Enterprise security professionals have their hands full these days—monitoring networks for security breaches, managing the implications of “bring your own device” policies, and patching systems to combat “weak links,” or vulnerabilities that could allow online criminals to grant entry.
Regarding this last task, security practitioners may be able to take an approach to addressing vulnerabilities that allows them to more effectively allocate resources toward resolving these challenges. As detailed in the Cisco 2014 Midyear Security Report, urgent critical vulnerabilities—those that merit the time and attention of security executives—make up a very small number of reported vulnerabilities. While all reported vulnerabilities should be patched, it’s wise to focus on those that pose the most danger.
Cisco publishes thousands of multivendor alerts every year, and zero-day vulnerabilities (for which patches are not yet available) tend to win the lion’s share of attention from security practitioners and the media because of their perceived urgency. However, only about two percent of the thousands of reported vulnerabilities were being activity exploited soon after published reports.
Adversaries tend to cluster their efforts around vulnerabilities that they can easily exploit—hence the heightened activity for some reported vulnerabilities versus others. It is these vulnerabilities that merit a stepped-up approach to patching—while, of course, not neglecting all other vulnerabilities. As we explain in the Midyear Security Report, we believe it’s good practice for organizations to create “high-urgency patching processes” that operate in tandem with standard patching processes. This allows security managers to direct investments of time and resources toward the small number of vulnerabilities that criminals are most actively exploiting. Other vulnerabilities can be managed by more routine processes.
By quickly patching high-priority vulnerabilities, the rest of the reported vulnerabilities can be integrated into regularly scheduled maintenance and patching processes.
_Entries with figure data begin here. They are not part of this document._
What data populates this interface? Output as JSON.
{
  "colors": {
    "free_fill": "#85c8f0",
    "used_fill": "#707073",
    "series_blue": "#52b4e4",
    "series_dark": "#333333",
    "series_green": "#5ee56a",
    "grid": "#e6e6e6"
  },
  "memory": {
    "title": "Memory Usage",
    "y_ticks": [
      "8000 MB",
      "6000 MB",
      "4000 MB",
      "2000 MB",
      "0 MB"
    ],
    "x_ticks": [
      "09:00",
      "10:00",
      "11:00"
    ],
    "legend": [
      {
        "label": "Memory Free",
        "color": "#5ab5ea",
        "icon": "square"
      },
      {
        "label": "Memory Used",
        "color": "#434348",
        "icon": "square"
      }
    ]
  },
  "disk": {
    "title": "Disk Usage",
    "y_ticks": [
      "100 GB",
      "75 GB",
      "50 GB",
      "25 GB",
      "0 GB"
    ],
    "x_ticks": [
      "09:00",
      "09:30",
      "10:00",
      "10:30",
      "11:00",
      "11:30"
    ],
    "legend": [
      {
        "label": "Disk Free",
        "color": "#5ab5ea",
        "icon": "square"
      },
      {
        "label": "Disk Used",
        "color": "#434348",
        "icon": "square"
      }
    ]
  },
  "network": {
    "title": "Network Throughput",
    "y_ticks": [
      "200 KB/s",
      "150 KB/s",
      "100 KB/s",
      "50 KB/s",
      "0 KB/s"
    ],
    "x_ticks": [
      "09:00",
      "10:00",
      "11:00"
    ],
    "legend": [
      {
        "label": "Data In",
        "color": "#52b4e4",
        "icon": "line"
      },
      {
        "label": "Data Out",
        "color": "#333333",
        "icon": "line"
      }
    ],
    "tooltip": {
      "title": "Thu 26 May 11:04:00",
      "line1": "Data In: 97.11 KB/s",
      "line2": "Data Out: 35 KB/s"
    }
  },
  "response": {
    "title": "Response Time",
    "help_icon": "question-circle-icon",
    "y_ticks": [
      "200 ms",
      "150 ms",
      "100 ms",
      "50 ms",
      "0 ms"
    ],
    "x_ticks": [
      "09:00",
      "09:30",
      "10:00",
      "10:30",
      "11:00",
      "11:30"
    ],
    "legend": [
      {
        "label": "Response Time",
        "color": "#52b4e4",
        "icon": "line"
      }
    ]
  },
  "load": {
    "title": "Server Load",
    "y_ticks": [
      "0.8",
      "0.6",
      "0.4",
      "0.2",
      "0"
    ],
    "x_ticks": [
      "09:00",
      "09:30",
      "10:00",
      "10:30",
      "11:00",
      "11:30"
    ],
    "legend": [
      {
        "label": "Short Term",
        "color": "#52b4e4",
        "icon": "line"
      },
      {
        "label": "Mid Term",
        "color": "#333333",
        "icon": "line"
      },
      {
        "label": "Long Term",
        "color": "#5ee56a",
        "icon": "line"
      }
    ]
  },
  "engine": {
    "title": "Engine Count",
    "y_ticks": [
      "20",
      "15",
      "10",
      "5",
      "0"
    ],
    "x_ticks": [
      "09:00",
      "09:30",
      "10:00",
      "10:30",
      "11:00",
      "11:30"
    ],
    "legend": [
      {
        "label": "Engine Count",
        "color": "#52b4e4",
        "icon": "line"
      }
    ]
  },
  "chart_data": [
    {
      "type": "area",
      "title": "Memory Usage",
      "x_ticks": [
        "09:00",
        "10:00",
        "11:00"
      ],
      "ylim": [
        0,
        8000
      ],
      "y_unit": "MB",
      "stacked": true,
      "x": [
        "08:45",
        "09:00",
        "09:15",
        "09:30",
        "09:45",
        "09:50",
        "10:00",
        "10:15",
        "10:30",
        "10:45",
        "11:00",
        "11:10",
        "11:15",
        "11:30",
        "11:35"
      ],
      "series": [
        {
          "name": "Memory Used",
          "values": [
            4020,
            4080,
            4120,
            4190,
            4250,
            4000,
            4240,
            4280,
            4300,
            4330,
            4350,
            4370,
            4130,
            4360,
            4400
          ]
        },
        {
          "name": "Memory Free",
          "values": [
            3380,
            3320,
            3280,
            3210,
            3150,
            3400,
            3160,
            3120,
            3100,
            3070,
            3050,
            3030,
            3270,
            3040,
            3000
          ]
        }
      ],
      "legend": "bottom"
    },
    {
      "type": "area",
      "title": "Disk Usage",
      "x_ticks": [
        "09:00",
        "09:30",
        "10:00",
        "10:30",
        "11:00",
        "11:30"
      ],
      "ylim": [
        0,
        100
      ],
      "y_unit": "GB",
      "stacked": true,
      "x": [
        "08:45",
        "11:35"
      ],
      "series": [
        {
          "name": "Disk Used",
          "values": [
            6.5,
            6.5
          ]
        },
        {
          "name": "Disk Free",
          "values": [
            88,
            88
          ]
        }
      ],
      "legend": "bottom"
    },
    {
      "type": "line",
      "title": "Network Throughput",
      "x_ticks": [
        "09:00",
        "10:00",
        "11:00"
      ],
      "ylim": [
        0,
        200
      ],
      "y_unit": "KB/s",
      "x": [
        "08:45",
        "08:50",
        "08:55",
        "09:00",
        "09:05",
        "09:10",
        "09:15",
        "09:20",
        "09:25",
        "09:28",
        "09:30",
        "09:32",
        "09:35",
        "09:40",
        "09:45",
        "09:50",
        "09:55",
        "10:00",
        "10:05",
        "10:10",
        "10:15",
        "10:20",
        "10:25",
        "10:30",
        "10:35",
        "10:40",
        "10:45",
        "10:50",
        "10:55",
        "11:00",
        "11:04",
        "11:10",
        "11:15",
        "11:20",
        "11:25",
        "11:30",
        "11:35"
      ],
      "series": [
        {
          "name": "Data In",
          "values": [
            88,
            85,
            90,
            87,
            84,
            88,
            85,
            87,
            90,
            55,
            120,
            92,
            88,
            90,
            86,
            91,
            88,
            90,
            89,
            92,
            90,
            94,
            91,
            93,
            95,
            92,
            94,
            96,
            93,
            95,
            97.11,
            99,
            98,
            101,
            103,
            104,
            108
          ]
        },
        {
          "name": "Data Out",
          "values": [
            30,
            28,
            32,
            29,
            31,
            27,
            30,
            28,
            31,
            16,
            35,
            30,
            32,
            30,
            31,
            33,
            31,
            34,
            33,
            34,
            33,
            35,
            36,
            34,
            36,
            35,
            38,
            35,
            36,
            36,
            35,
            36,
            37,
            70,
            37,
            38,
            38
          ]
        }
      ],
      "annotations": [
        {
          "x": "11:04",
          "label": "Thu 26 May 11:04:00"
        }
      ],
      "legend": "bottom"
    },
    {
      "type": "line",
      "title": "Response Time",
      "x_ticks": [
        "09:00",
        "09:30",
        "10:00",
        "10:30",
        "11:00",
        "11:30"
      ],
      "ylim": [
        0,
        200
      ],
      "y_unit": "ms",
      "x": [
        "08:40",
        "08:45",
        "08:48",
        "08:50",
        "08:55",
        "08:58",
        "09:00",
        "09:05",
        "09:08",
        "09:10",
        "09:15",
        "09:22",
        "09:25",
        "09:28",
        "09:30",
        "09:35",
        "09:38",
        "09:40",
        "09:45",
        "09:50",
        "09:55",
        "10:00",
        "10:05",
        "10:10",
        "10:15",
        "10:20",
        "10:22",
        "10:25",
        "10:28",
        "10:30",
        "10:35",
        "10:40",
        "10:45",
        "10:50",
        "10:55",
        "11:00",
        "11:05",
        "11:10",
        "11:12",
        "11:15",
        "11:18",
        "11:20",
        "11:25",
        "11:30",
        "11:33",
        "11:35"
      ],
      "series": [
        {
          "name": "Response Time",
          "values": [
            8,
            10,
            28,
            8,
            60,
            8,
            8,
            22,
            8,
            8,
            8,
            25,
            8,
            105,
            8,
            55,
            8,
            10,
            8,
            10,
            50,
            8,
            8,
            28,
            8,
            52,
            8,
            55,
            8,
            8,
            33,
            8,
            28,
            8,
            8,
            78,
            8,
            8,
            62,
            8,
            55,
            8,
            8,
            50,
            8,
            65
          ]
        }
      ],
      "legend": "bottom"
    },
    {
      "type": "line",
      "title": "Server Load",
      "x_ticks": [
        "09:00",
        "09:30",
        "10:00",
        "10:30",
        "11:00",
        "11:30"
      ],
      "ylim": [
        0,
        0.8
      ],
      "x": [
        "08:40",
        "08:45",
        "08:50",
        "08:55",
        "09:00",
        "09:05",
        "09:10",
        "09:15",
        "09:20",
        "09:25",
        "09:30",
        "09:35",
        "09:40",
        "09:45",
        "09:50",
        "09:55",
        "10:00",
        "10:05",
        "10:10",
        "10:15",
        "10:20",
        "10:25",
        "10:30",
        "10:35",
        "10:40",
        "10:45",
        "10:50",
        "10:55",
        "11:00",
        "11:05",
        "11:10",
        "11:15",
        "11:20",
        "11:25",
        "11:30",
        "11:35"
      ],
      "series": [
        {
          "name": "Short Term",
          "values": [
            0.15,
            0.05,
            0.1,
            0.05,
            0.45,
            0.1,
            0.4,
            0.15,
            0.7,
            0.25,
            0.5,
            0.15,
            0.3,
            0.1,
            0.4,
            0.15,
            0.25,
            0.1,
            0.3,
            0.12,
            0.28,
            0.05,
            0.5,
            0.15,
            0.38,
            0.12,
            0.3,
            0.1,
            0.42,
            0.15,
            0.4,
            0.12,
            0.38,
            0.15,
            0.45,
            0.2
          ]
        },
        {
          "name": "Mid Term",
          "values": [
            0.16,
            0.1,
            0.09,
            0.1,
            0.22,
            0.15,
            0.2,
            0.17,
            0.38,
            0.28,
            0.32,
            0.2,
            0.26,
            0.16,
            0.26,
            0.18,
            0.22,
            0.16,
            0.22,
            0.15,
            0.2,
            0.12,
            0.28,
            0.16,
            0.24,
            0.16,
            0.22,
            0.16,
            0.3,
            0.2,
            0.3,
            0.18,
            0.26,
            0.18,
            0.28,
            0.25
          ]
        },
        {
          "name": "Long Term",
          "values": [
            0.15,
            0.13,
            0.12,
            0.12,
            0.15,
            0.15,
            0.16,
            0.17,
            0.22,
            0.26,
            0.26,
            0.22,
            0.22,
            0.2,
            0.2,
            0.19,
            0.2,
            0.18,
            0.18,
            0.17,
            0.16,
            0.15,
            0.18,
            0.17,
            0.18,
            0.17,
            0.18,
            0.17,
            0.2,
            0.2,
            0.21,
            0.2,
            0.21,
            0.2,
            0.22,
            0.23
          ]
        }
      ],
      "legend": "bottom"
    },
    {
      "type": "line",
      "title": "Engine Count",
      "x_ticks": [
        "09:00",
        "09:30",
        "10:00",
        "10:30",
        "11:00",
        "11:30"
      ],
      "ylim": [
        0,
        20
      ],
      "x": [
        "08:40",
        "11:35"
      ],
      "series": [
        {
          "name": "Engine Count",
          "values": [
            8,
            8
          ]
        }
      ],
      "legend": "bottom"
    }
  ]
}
From our perspective, this makes for better risk management.
For some references on how an organization can improve their vulnerability management, and increase their security maturity levels, there is the Carnegie Mellon University Software Engineering Institute Capability Maturity Model that lays out a process for continuous improvement across your organization, and similarly the Council on CyberSecurity Twenty Critical Security Controls, previously governed by the SANS. And Cisco has provided documents that can help organizations develop a risk-based triage capability for their information security teams. Risk Triage for Security Vulnerability Announcements and Risk Triage and Prototyping can help organizations develop repeatable security evaluation and response processes.
The underlying key to managing vulnerabilities is having timely and accurate security intelligence that helps you to rapidly assess your risk, prioritize your response, and management your environment. Security intelligence provides vulnerability activity, correlated with threat activity, and provides analysis and trends of these activities over recent years to enable proactive actions. Security Intelligence allows organizations to identify those vulnerabilities that not only are being actively targeted, but those that will likely be exploited by criminals and attackers. By being proactive, organizations can identify and patch the urgent vulnerabilities before they are being actively exploited, added to exploit kits and automated attack tools, and being delivered through any of the potential attack vectors. Like most predictive analysis, it is not 100 percent accurate all the time, but as the models describe security intelligence integrated with sound vulnerability management processes can move your organization from reactive to proactive, and provide measurable results in a defined method.